Un homenaje a Alejandra «La Locomotora» Oliveras desde la psicología junguiana
Alejandra Oliveras falleció a los 47 años, dejando una huella profunda no solo en el boxeo argentino, sino también en el imaginario colectivo como una encarnación arquetípica de la ánima guerrera. No fue sólo una mujer boxeadora: fue una figura simbólica, una manifestación viva del impulso de lucha que habita en el alma, especialmente cuando esa alma se niega a rendirse.
Desde la perspectiva de la psicología junguiana, los arquetipos son patrones universales, imágenes primordiales que emergen del inconsciente colectivo. El arquetipo del ánima guerrera representa esa fuerza interior femenina que no teme confrontar el dolor, que transforma la herida en potencia, la adversidad en camino. Alejandra fue esto y más: en un mundo que suele asociar lo femenino con la pasividad o la fragilidad, su presencia en el ring —física, emocional y simbólicamente— desmanteló ese prejuicio con cada golpe y cada victoria.
Podemos compararla, en otro tiempo y lugar, con figuras históricas como Juana de Arco, otra mujer que encarnó el arquetipo del ánima guerrera en tiempos de conflicto. Ambas, desde sus contextos particulares, fueron llamadas a la lucha por una voz interna más poderosa que cualquier mandato externo. Y ambas vivieron —y murieron— no como víctimas de las circunstancias, sino como portadoras de sentido en medio de la batalla.
Sin embargo, todo arquetipo tiene su luz y su sombra. Y la sombra del ánima guerrera no es la cobardía, sino la incapacidad de detenerse. La trampa psicológica de este arquetipo aparece cuando la lucha se convierte en identidad, cuando ya no hay un «yo» sin combate, cuando el descanso se vive como una traición al sentido de la vida.
En estos casos, la depresión, el agotamiento o incluso la rendición pueden aparecer no como signos de debilidad, sino como mensajes del alma. En términos junguianos, el alma no quiere que uno se mantenga luchando eternamente, sino que se transforme. A veces, rendirse no es claudicar, sino entregarse a una dimensión más profunda del ser.
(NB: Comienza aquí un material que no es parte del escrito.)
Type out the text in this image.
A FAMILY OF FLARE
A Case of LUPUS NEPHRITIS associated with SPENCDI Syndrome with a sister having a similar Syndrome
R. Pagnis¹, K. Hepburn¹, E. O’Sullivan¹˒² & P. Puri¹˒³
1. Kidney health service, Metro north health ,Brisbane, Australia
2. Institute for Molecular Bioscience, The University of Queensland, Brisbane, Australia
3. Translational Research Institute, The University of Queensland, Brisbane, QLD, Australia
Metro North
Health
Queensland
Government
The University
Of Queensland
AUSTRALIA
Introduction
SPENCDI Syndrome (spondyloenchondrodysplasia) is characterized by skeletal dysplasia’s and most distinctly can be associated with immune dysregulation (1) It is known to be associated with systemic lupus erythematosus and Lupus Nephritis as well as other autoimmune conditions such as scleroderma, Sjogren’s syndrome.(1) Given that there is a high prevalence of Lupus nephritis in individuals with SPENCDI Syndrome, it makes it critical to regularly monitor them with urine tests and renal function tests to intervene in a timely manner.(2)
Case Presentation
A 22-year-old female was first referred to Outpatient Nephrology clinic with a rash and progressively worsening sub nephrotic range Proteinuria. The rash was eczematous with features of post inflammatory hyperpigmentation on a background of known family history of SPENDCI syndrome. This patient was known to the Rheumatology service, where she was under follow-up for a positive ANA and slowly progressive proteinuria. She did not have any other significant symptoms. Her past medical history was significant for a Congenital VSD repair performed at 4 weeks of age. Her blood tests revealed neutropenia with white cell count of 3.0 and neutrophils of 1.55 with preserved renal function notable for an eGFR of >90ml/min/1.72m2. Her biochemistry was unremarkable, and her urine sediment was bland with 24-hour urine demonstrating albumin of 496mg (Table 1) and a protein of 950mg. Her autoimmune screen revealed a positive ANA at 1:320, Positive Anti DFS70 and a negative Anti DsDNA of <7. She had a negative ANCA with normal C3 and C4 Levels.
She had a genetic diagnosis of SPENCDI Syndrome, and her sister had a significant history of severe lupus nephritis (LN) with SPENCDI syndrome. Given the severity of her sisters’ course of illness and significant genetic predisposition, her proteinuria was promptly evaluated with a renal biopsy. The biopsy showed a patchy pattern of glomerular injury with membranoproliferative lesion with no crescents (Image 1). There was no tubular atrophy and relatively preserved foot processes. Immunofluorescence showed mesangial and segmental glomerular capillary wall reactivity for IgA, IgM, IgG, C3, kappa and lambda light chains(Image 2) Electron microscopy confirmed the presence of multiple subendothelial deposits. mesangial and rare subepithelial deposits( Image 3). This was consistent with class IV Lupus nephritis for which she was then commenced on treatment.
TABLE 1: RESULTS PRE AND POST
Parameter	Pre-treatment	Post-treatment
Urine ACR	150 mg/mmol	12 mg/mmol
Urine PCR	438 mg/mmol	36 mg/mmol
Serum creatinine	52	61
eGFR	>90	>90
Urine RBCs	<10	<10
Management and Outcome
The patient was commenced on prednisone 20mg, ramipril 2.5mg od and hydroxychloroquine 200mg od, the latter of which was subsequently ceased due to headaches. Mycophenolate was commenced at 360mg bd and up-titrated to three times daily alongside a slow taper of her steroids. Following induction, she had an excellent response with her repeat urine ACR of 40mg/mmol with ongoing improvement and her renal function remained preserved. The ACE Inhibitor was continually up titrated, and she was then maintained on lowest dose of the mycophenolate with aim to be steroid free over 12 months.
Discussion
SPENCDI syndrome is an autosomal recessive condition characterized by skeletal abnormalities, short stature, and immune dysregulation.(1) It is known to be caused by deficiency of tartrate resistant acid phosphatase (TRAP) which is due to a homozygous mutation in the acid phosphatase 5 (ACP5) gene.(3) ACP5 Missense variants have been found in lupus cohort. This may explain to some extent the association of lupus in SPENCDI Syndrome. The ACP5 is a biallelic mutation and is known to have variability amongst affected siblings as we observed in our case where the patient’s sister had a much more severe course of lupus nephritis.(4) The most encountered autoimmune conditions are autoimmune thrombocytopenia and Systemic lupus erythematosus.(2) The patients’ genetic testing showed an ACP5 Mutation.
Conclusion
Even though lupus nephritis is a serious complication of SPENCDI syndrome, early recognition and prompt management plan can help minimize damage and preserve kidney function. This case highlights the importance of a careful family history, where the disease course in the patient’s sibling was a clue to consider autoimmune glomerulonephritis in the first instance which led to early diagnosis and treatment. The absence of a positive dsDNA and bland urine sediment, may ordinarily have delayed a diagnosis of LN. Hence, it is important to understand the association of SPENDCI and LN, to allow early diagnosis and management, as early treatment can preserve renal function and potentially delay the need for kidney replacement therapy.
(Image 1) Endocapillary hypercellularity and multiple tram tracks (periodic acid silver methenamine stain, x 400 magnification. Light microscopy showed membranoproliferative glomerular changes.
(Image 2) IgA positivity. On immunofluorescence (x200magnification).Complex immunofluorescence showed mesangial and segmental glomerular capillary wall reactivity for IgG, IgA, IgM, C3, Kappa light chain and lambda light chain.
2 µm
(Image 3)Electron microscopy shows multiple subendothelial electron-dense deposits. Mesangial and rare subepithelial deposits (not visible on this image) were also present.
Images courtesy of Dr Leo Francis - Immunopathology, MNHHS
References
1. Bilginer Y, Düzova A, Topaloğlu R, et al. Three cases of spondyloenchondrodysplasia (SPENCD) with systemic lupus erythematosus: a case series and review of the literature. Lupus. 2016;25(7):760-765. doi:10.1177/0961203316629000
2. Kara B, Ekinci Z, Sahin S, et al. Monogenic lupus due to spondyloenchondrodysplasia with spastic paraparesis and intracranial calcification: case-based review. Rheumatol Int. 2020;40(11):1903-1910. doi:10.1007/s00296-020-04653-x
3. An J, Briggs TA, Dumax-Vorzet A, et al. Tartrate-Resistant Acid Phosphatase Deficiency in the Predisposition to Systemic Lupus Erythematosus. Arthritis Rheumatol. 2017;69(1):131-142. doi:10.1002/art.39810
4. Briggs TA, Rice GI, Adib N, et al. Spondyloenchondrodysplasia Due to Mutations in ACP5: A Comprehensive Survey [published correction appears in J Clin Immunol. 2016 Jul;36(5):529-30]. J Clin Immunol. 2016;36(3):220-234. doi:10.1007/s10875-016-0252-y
El descanso no es el fin de la lucha, sino su metamorfosis.
En palabras del Eclesiastés:
«Todo tiene su tiempo, y todo lo que se quiere debajo de los cielos tiene su hora: Tiempo de nacer y tiempo de morir, Tiempo de plantar y tiempo de arrancar lo plantado, Tiempo de matar y tiempo de curar, Tiempo de destruir y tiempo de edificar, Tiempo de llorar y tiempo de reír, Tiempo de endechar y tiempo de bailar. Tiempo de esparcir piedras y tiempo de juntar piedras, Tiempo de abrazar y tiempo de abstenerse de abrazar, Tiempo de buscar y tiempo de perder, Tiempo de guardar y tiempo de desechar, Tiempo de romper y tiempo de coser, Tiempo de callar y tiempo de hablar, Tiempo de amar y tiempo de aborrecer, Tiempo de guerra y tiempo de paz.»
— Eclesiastés 3:1–8
Quizás Alejandra, en su último round, haya encontrado ese otro tiempo: el del descanso. Y quizás, su partida nos recuerde que incluso los guerreros más valientes necesitan bajar el arma y cerrar los ojos.
Su legado, sin embargo, sigue vivo. Porque supo encarnar con autenticidad los símbolos profundos del alma colectiva. Fue más que una deportista: fue un espejo para muchas mujeres (y hombres) que llevan una fuerza interior que aún no se atreven a liberar. Y también para quienes, exhaustos de tanta lucha, necesitan saber que descansar no es fracasar, sino obedecer a un ritmo más grande que el de la voluntad individual: el ritmo del alma.
Su vida tuvo sentido porque no se limitó a representarlo: lo vivió. Encarnó el símbolo y le dio cuerpo. Y eso, en los términos del alma, es lo más alto a lo que un ser humano puede aspirar.